My bad for watching that…BUT…your bad for posting it, Kate.
Slime trail to cure your degenerating skin.
It weirdly reminded me of the last pages of Gulliver’s Travels, wherein Lemuel could not stand to see the decaying, warty, corrupted flesh on any mortal.
Hmmm… I feel better, now.
And you have to show the little guy snail porn videos.
Leeches 2.0?
They look like progressives crawling around Canada.
Sorry Kate,
Lasted about 15 seconds. Left confused and dazed.
I don’t understand
I’ll prob never understand
I think I’ll be better off not understanding….
“Ewwwwwwww, *gross*!”
/teenage girl
“The snail facial.”
Phrasing.
There are people in Germany and Japan reading this blog.
Well, there are now…
One gourmet word: Escargot…
KATE, this brought back Nam Memories & two leaches in my sweaty croch trying to suck the blood and fluids out of my balls. So tired I slept while the ammonia & salt killed them. The joke was, none of my buddies would pull them off ?

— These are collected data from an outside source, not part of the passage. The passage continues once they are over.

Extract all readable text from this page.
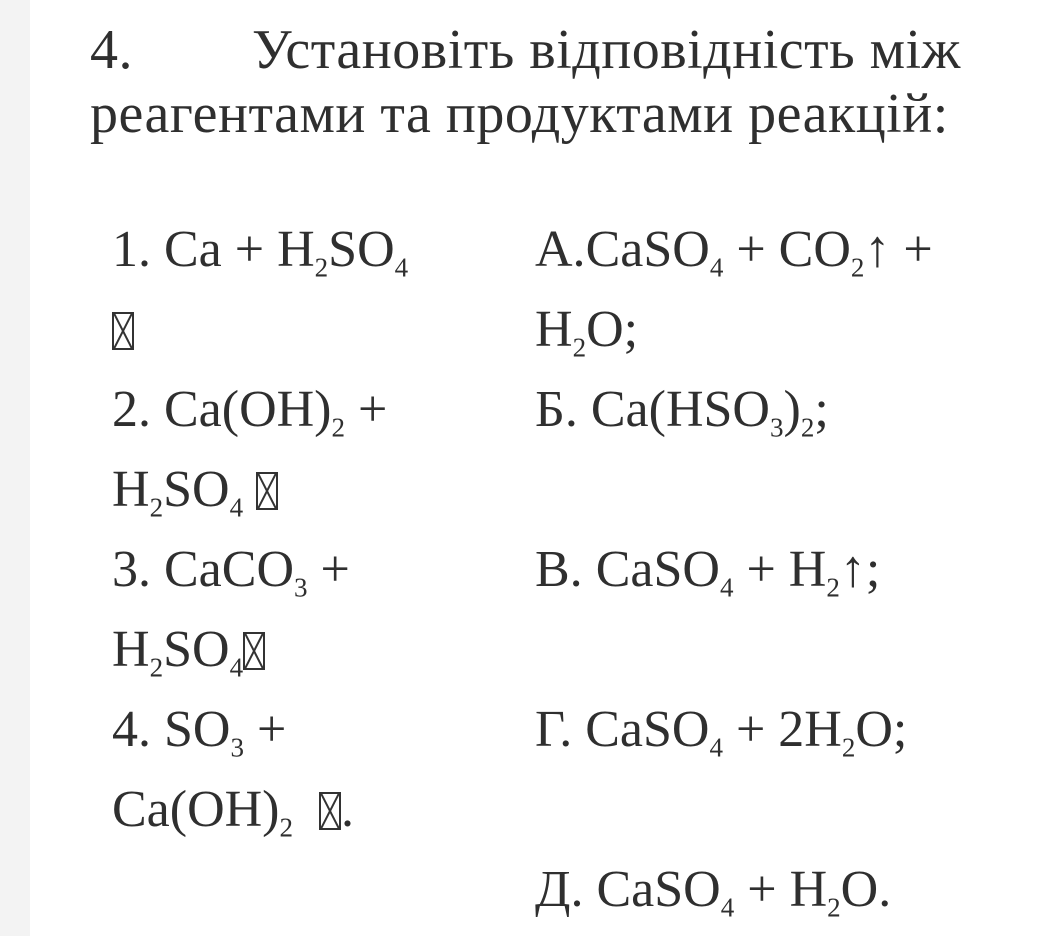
4. Установіть відповідність між реагентами та продуктами реакцій:
1. $Ca + H_2SO_4$
2. $Ca(OH)_2$ +
$H_2SO_4$
3. CaCO$_3$ +
$H_2SO_4$
4. $SO_3$ +
$Ca(OH)_2$ .
А.CaSO$_4$ + $CO_2↑$ +
$H_2O$;
Б. $Ca(HSO_3)_2$;
В. CaSO$_4$ + $H_2↑$;
Г. CaSO$_4$ + $2H_2O$;
Д. CaSO$_4$ + $H_2O$.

Can you imagine these poor Snail’s trying to slide across Mad Maxine, or Pelosi Botox face, their horrible little screams as they died would make us feel sorry for the poor insect bastards.
It’s mesmerising… and evil… she’s so clueless… (2 minutes)
I lasted 4 minutes, on the assumption that something bad was about to happen. Guess what? “OMG this is so gross…”
It beats a horse facial.
+10
Now “Horse Facial” would make a good name for a band.